Although a certain percentage of the high school population is working hard in order to get into competitive colleges (perhaps 20-30%), the vast majority of high school students are devoting only a small fraction of their intellectual and moral energies towards learning. For most middle and high school students, school is a social activity, a kind of game in which the goal is to obtain adequate grades while doing as little real learning as possible. The number of hours wasted, the number of dollars wasted, and the sum of human energy wasted, is colossal. No other sector of the economy has as great a potential for improvements in efficiency.

As someone who has brought numerous adult professionals into the classroom, I can say that most professional adults, who themselves worked reasonably hard in school and were reasonably polite (they were almost invariably among the 30% who actually worked in school), are shocked when they first teach contemporary students. The level of apathy and indifference to learning — the disrespect for authority — is astounding. “Beavis and Butthead” is a joke very much based in reality. Anyone who doubts this should substitute teach in a local government high school for a week. Be sure to get a course schedule that includes a few non-honors courses; the view from the high end may be misleading.

Comments

  1. Alrenous says:

    It’s hard to reprogram the peer thing. But you can reprogram who your peers are.

    On reflection, the fact I chose Aristotle and so on probably doesn’t help my o’erweening arrogance.

    Still, fun exercise:
    There was a Christian sect that believed that instead of Saint Peter, it was a jury that determined whether you got in.

    So, jury of 12, who would you hope was on yours?

    Aristotle, Plato, Socrates, Alexander, Feynmann, Darwin, Faraday, Nietzsche, Kant, Siddhartha, Cowperthwaite, One of Patton or Rommel.

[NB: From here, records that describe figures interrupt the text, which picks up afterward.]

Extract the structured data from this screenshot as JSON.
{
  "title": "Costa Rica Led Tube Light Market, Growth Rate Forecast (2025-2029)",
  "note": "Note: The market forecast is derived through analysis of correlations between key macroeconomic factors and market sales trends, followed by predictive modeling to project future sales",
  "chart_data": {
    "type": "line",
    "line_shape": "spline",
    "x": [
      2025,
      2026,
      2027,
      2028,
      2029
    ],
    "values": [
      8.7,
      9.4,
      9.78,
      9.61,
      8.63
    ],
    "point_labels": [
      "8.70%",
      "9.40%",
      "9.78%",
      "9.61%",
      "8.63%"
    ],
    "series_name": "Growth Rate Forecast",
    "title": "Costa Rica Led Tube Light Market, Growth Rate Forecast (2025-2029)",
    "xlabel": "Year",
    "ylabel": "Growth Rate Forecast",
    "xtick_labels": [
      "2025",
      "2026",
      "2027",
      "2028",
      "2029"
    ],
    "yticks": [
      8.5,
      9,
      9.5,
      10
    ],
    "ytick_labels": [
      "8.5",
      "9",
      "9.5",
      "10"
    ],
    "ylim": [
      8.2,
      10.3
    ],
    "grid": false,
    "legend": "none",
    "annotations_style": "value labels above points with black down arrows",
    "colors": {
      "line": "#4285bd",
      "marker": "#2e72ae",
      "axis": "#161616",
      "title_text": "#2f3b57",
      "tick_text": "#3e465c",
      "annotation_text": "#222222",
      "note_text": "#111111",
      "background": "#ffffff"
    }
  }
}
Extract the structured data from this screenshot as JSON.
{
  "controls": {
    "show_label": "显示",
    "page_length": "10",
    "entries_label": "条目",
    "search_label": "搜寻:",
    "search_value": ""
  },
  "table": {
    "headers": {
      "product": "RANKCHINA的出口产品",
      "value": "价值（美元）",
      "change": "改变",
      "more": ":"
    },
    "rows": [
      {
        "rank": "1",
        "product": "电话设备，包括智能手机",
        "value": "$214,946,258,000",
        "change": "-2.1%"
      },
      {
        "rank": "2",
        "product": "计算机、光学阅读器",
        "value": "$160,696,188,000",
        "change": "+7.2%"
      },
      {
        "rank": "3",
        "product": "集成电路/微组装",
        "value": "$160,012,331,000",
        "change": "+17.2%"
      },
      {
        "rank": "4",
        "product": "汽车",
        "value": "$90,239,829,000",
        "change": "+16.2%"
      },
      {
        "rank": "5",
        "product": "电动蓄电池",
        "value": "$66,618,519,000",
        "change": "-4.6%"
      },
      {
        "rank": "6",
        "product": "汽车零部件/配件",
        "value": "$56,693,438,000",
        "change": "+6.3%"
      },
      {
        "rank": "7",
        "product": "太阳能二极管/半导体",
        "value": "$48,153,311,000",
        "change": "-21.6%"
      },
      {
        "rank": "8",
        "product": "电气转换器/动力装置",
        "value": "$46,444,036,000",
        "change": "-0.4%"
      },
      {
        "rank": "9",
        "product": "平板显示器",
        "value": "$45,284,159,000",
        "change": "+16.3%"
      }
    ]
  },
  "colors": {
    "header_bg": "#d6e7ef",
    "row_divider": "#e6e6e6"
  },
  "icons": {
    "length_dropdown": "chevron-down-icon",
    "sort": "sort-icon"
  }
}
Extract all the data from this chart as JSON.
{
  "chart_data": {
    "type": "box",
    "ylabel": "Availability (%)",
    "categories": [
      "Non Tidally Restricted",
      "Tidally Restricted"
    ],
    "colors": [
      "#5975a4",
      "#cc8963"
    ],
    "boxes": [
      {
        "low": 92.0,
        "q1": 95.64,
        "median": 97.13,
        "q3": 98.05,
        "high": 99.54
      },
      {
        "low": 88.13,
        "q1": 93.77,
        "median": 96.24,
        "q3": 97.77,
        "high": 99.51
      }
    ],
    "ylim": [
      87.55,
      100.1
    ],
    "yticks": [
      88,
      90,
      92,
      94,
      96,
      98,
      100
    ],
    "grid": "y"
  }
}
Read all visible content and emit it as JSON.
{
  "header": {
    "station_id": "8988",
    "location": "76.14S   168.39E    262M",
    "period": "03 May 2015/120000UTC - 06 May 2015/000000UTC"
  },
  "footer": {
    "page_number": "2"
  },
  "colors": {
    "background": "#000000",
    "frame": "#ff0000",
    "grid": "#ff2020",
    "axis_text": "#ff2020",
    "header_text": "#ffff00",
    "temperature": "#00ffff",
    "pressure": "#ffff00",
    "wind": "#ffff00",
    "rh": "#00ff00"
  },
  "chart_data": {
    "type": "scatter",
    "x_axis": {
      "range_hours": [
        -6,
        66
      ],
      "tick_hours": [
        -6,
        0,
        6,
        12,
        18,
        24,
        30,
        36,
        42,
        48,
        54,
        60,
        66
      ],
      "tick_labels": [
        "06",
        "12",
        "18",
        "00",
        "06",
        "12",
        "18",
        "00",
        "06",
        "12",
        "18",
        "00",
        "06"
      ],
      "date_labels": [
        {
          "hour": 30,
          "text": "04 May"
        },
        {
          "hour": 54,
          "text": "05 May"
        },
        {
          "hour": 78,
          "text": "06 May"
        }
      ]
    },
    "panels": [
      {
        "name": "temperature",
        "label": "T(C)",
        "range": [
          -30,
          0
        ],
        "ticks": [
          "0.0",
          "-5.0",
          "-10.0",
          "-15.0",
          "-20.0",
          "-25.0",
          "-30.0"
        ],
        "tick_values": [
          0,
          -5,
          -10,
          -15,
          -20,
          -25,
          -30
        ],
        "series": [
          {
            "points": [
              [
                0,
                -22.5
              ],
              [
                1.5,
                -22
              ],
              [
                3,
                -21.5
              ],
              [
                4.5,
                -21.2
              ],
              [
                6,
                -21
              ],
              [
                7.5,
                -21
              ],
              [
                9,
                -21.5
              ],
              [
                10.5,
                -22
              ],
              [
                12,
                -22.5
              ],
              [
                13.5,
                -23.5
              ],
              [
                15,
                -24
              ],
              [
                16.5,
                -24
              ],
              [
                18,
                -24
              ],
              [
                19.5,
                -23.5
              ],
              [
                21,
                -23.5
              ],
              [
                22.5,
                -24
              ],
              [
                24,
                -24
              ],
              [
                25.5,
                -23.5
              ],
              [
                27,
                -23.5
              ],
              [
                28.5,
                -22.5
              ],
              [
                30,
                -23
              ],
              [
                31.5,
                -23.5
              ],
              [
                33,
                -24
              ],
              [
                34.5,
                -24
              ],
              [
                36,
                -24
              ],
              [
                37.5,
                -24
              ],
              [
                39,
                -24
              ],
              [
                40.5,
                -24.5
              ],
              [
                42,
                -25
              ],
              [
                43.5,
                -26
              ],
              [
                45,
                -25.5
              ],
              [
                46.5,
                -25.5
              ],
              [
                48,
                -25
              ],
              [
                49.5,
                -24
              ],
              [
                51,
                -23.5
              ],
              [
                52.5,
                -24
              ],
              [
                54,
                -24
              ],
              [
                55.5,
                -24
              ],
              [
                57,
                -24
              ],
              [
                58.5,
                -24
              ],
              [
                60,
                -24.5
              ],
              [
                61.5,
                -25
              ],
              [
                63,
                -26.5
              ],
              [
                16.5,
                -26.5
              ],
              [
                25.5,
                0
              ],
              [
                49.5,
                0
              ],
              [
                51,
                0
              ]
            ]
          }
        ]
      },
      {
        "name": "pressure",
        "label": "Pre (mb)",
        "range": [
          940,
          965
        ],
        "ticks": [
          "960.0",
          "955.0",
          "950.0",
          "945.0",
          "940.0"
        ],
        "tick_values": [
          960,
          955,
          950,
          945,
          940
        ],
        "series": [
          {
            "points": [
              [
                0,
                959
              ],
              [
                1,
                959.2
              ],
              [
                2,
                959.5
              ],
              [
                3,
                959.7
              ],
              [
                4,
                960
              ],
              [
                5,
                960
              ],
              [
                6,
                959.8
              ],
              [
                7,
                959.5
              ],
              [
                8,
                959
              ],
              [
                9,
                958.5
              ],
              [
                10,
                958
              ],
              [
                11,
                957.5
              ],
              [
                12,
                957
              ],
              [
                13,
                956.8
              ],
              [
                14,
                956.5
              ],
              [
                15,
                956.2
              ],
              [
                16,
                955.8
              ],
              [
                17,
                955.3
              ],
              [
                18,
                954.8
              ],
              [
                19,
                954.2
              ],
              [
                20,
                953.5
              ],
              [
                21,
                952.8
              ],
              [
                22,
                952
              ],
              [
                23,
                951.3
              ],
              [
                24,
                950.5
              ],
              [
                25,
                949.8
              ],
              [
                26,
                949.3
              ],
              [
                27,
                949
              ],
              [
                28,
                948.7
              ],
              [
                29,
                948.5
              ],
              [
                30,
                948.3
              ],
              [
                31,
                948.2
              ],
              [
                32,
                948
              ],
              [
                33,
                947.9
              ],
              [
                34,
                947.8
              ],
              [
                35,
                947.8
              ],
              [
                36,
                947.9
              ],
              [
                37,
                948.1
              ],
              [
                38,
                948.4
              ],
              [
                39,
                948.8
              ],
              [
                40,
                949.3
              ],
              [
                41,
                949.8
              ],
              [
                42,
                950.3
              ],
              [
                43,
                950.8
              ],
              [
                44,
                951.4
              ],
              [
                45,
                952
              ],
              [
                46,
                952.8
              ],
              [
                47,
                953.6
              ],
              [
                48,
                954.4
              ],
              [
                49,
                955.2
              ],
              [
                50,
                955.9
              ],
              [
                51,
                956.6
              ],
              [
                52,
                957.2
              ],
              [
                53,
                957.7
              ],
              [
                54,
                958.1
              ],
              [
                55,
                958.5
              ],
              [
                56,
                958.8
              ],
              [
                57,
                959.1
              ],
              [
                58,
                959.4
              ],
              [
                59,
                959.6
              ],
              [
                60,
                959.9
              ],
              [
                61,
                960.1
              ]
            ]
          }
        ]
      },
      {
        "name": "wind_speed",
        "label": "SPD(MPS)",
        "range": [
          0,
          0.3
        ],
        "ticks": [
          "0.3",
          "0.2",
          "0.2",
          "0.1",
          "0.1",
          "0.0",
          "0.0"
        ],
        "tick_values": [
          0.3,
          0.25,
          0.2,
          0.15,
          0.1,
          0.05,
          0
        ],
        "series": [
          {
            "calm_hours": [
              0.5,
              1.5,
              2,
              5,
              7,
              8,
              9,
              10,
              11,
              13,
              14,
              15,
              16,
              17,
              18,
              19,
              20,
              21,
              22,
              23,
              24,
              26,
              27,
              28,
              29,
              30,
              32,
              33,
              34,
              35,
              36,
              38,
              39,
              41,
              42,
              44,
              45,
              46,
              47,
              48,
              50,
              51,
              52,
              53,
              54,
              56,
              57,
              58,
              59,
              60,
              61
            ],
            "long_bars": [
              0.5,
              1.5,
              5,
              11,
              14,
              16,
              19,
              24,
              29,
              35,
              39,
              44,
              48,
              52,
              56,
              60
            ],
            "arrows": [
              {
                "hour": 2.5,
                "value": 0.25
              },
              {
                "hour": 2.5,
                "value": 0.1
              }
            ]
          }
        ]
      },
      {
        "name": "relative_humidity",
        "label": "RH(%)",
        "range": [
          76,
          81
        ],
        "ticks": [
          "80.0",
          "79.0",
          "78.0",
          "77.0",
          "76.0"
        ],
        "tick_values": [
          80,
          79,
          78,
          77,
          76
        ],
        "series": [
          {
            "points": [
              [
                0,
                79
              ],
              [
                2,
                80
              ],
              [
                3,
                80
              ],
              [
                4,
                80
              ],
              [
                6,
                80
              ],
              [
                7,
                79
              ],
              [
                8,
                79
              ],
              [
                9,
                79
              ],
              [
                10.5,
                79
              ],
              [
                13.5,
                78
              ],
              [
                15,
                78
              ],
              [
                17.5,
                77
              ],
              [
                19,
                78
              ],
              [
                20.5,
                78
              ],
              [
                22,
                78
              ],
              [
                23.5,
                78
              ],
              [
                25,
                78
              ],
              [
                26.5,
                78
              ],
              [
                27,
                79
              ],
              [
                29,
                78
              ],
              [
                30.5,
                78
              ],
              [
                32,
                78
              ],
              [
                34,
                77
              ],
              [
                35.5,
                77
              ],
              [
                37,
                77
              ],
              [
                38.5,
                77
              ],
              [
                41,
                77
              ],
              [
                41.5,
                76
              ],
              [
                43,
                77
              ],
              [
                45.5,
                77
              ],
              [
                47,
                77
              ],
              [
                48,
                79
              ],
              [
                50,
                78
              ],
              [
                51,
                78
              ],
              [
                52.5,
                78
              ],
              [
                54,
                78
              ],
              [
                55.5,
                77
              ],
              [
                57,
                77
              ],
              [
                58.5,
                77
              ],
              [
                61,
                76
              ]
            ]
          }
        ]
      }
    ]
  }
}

    With some research I could do better…but this is a blog comment. I’d like to fit a Stuart in there, but meh.

  2. Aretae says:

    Little cocky still, Alrenous?

  3. Isegoria says:

    “Let me put it this way: Have you ever heard of Plato? Aristotle? Socrates? Morons!”

  4. I don’t know that I’d want a slice off the top of humanity’s most incisive and wise sitting on my dread judgment panel.

    Going the other way would likely be bad, too.

    I’d like a selection of the gullible, the average, the easily swayed, thank you.

  5. Alrenous says:

    Gustav:

    Since it’s not actually going to happen, the point is to live as if I had to impress these people. It helps focus the mind on the important over the urgent.

    Aretae:

    Nothing little about it. All I can hope to do is ramp up my performance to match my confidence.